反复使用几乎所有内核进行模糊处理都倾向于使用高斯内核。这就是高斯分布的奇妙之处，也是统计学家喜欢它的原因。因此，请选择易于模糊的内容并将其应用几次。

例如，使用盒形内核很容易模糊。首先计算一个累计和：

1	y(i) = y(i-1) + x(i)

然后：

1	blurred(i) = y(i+radius) - y(i-radius)

重复几次。

或者您可能会使用各种IIR滤波器来回移动几次，这些速度同样快。

在2D或更高版本中：

正如DarenW所说，每个维度都一个接一个地模糊。

来自CWP的Dave Hale有一个minejtk软件包，其中包括递归高斯滤波器(Deriche方法和Van Vliet方法)。可以在https://github.com/dhale/jtk/blob/0350c23f91256181d415ea7369dbd62855ac4460/core/src/main/java/edu/mines/jtk/dsp/RecursiveGaussianFilter.java找到Java子例程

对于高斯模糊(以及对于高斯的导数)，Deriche的方法似乎是一种非常好的方法。

有几种快速的2d数据高斯模糊方法。
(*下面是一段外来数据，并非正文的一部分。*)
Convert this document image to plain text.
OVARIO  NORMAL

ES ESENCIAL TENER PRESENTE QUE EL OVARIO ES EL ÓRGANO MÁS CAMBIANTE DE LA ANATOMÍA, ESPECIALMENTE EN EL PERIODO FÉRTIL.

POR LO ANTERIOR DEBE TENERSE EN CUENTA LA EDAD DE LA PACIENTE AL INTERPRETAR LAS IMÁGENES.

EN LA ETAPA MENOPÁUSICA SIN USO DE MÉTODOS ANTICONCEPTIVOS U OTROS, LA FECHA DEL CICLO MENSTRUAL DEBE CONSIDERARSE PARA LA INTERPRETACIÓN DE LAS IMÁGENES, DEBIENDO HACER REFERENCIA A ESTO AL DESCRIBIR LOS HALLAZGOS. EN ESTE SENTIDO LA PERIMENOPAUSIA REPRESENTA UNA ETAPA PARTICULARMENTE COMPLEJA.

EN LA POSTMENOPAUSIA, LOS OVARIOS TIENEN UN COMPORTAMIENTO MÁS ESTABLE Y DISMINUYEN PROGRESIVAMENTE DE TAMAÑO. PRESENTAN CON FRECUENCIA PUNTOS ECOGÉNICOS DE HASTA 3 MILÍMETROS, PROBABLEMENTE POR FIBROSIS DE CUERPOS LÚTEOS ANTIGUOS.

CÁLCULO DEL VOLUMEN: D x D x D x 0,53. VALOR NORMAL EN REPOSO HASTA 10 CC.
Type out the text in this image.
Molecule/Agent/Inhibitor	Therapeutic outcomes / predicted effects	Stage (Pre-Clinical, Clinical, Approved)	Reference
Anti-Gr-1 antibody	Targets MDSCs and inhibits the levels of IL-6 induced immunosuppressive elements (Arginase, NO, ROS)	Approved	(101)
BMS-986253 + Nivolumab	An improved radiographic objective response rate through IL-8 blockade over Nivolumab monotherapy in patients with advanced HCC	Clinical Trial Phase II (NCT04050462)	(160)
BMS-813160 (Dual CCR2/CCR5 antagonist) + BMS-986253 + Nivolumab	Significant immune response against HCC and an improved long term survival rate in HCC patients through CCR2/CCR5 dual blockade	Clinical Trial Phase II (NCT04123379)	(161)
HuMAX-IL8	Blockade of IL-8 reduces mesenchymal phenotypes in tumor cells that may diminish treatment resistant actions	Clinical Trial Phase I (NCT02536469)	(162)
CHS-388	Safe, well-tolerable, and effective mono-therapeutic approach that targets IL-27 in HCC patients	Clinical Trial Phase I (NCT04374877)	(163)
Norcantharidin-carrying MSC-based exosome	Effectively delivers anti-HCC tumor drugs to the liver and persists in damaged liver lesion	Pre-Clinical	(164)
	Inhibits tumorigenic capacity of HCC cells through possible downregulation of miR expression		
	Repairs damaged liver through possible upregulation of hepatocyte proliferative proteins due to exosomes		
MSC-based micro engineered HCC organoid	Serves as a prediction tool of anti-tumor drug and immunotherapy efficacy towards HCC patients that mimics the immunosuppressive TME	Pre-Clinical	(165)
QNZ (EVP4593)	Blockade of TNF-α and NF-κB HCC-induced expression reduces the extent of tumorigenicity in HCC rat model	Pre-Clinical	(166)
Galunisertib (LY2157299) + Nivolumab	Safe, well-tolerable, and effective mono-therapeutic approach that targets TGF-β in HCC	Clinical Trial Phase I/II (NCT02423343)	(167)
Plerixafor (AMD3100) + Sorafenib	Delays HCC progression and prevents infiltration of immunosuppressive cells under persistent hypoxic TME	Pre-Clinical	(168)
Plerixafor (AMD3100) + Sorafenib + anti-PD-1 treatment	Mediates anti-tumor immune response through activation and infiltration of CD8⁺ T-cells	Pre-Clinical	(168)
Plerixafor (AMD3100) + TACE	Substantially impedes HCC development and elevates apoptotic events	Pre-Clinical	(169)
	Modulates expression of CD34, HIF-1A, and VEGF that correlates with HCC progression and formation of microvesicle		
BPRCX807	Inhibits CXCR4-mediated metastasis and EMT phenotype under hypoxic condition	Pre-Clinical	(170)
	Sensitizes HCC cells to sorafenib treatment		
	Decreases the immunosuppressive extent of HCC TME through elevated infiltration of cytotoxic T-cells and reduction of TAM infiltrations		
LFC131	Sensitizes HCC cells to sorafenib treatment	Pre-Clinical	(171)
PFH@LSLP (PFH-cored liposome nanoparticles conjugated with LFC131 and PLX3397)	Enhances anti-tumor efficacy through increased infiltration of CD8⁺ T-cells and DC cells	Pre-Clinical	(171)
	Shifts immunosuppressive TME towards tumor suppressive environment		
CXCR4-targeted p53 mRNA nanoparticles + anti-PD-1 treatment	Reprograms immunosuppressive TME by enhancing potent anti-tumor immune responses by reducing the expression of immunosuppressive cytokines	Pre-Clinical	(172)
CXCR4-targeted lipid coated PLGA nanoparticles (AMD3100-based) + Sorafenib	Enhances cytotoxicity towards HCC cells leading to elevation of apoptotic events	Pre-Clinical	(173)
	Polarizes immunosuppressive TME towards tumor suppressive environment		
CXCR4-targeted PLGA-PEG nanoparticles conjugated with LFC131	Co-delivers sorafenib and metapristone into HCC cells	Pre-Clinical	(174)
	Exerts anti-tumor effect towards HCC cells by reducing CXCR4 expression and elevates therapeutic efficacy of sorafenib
您应该知道的。

这是可分离的滤波器，因此只需要两个1d卷积。

对于大内核，您可以处理缩减的图像副本，而不是进行高端缩放。

可以通过多个盒式滤波器(也可分离)来实现良好的近似(可以调整迭代次数和内核大小)

现有的O(n)复杂度算法(对于任何内核大小)都可以通过IIR滤波器进行精确的高斯近似。

您的选择取决于所需的速度，精度和实现复杂性。

尝试按照此处的方法使用Box Blur：
使用扩展框模糊逼近高斯模糊

这是最好的近似值。

使用积分图像可以使速度更快。
如果这样做，请分享您的解决方案。

用现在(截至2016年)已实现的新库回答这个老问题，因为Java的GPU技术有了许多新的进步。

正如其他一些答案所建议的那样，CUDA是一种替代方法。但是Java现在已经支持CUDA。